For further consideration, note that I do not update the documentation
in the distribution; the ISC Corps do that. All I do is update the
online documentation and the Corps copy what they think is necessary and
appropriate to the particular distribution. While for the reasons above
would prefer that man pages not be included in the distribution, I have
no objection in principle if they are. Heck, many of the program manual
pages look like man pages in reverse video.
Tom Smith wrote:
> David Woolley wrote:
>> According to the man pages peer has the following description:
>> Your man pages claim conformance to version 3 of the protocol, and the
>> RFC, but you are clearly running version 4 of the protocol, for which
>> is not yet a public specification. Your supplier has probably simply
>> the man pages from the previous version. (Personally I strongly disagree
>> with the policy of dropping man pages, but Dave Mills is a rather strong
>> willed person.)
>>> "This command specifies that the local server is to operate in
>>> "symmetric active" mode with the remote server host_address. In this
>>> mode,the local server can be synchronized to the remote server and, in
>>> addition, the remote server can be synchronized by the local server.
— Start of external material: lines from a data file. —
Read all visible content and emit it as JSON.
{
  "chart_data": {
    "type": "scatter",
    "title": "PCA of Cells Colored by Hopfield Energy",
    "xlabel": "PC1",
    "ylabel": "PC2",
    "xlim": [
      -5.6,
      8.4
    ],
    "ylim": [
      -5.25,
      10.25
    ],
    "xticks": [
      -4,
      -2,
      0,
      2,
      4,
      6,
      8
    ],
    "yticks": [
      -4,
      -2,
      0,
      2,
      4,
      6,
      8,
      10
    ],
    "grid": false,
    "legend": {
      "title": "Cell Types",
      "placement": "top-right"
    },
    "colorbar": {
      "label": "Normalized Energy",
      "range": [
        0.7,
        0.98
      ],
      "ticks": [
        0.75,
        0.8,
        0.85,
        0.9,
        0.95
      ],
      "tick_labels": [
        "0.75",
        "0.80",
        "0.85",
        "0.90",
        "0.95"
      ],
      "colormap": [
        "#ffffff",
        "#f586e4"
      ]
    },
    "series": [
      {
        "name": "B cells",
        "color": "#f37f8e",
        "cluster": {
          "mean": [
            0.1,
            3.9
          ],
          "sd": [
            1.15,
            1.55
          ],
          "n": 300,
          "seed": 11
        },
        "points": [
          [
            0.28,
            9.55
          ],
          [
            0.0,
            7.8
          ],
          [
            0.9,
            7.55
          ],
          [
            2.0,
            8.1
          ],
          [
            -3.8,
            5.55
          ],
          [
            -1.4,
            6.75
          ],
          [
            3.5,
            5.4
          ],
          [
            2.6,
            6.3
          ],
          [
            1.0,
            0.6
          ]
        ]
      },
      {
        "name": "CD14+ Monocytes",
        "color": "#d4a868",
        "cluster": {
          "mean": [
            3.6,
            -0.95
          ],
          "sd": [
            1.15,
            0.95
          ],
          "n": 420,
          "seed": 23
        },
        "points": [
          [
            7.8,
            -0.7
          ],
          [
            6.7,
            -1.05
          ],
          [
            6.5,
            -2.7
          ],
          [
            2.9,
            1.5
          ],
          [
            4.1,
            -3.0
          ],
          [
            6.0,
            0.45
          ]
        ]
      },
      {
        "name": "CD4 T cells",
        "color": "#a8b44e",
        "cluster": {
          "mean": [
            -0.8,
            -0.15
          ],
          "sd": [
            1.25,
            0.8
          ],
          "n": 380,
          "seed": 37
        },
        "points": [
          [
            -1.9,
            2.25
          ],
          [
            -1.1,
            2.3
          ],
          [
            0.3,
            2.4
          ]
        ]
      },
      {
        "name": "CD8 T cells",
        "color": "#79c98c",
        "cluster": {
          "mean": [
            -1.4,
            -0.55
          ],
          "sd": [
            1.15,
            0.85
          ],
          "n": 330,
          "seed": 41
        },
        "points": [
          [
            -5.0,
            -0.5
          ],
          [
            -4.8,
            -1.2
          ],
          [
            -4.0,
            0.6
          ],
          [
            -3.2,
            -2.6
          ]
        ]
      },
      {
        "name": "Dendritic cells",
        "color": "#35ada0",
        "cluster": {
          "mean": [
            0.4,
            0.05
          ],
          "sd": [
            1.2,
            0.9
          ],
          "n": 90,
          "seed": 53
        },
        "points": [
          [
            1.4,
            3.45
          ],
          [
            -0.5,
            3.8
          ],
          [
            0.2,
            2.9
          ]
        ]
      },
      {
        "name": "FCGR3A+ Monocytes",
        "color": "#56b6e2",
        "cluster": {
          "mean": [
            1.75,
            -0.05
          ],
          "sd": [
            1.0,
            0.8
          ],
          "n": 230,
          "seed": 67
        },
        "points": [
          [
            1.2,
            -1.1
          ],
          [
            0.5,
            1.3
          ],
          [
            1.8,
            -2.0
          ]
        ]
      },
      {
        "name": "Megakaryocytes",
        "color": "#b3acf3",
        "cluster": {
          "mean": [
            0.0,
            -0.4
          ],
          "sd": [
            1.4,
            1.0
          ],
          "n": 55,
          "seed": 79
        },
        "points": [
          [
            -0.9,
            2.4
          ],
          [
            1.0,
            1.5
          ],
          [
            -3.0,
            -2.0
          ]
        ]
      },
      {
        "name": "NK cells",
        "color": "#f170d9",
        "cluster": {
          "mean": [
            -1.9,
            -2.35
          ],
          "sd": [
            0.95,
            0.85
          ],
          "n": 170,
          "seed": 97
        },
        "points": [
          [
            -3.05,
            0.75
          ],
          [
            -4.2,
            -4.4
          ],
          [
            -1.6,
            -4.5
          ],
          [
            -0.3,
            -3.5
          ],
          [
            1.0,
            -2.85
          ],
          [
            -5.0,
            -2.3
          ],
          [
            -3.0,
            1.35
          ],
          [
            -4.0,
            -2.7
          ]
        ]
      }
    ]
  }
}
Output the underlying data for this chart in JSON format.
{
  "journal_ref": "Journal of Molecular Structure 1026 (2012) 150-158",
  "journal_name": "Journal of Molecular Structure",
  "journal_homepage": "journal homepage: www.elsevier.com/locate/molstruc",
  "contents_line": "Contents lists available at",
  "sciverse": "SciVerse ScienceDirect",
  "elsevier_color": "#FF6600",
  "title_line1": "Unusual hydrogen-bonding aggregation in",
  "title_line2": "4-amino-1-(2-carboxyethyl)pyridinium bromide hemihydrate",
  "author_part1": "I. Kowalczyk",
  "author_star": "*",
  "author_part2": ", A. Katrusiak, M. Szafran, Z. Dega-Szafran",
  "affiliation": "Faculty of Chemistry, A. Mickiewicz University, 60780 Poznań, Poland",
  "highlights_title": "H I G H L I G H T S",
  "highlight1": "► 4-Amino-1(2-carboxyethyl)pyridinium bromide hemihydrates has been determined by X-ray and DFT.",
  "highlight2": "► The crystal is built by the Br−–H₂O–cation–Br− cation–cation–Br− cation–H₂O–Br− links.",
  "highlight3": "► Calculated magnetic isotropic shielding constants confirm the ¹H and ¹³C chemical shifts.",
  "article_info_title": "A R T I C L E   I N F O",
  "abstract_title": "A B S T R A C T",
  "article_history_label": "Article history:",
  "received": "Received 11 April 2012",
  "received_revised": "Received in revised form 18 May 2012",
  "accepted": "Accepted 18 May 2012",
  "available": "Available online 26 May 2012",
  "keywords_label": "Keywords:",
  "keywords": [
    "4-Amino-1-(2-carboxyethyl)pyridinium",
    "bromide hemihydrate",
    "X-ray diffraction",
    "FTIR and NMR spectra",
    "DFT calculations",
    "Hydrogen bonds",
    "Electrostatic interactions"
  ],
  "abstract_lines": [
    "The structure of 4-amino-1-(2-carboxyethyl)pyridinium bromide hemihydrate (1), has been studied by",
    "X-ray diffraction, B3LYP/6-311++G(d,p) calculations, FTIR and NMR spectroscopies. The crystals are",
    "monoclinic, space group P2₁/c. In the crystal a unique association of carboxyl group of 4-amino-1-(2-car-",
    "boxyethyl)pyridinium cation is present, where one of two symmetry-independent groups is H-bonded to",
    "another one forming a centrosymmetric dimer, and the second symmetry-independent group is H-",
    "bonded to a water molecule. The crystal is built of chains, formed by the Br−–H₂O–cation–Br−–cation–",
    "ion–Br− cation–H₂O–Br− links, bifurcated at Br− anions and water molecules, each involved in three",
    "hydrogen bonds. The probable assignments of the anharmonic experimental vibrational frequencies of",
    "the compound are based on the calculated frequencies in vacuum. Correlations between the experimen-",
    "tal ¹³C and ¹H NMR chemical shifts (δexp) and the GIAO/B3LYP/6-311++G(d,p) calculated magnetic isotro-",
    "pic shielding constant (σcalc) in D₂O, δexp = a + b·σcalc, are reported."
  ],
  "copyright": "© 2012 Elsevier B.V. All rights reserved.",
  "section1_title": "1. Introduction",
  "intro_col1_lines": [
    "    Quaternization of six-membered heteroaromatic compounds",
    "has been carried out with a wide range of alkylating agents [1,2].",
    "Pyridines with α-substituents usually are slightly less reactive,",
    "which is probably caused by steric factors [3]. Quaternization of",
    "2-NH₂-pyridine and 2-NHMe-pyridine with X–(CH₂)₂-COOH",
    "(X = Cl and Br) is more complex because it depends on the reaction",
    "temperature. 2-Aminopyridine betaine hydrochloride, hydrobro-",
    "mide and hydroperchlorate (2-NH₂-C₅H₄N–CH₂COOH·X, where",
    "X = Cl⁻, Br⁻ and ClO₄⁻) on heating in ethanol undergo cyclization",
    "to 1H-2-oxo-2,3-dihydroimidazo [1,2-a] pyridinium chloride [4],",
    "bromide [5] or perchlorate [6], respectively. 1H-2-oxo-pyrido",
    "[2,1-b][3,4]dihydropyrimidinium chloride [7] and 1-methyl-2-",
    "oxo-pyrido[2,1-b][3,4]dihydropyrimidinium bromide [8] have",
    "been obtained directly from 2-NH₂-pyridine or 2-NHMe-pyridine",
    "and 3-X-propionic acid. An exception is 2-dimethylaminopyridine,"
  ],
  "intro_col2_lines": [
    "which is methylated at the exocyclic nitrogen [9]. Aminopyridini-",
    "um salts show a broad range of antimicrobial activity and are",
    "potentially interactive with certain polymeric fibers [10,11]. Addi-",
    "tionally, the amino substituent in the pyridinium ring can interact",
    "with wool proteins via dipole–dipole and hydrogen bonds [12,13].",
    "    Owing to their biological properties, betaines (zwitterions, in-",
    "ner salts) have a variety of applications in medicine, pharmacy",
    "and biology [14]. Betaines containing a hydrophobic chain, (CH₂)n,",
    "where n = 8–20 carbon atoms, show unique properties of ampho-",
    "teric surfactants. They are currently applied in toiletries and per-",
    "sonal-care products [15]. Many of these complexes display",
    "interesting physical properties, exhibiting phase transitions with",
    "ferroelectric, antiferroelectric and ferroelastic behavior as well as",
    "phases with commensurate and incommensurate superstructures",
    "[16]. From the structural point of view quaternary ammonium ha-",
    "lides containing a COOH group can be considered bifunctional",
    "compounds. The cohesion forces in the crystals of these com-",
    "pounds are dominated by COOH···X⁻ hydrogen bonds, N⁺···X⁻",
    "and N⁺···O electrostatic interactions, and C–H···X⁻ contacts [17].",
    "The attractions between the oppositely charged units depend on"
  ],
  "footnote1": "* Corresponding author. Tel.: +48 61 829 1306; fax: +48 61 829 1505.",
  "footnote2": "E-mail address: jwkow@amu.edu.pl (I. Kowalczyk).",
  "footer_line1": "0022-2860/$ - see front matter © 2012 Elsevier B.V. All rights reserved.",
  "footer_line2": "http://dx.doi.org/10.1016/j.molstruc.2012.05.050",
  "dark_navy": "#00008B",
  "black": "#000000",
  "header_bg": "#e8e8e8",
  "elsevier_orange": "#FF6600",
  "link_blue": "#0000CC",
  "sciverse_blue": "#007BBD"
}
>>> This is useful in a network of servers where, depending on various
>>> failure scenarios, either the local or remote server host may be the
>>> better source of time"
> The latter paragraph is exactly what's in the HTML documentation
> included in
> that version of ntpd (4.0.98a) by the project. However, I agree that
> every vendor to individualy transcribe the HTML-only documentation into
> the form
> that users actually want to have it is an invitation to divergence.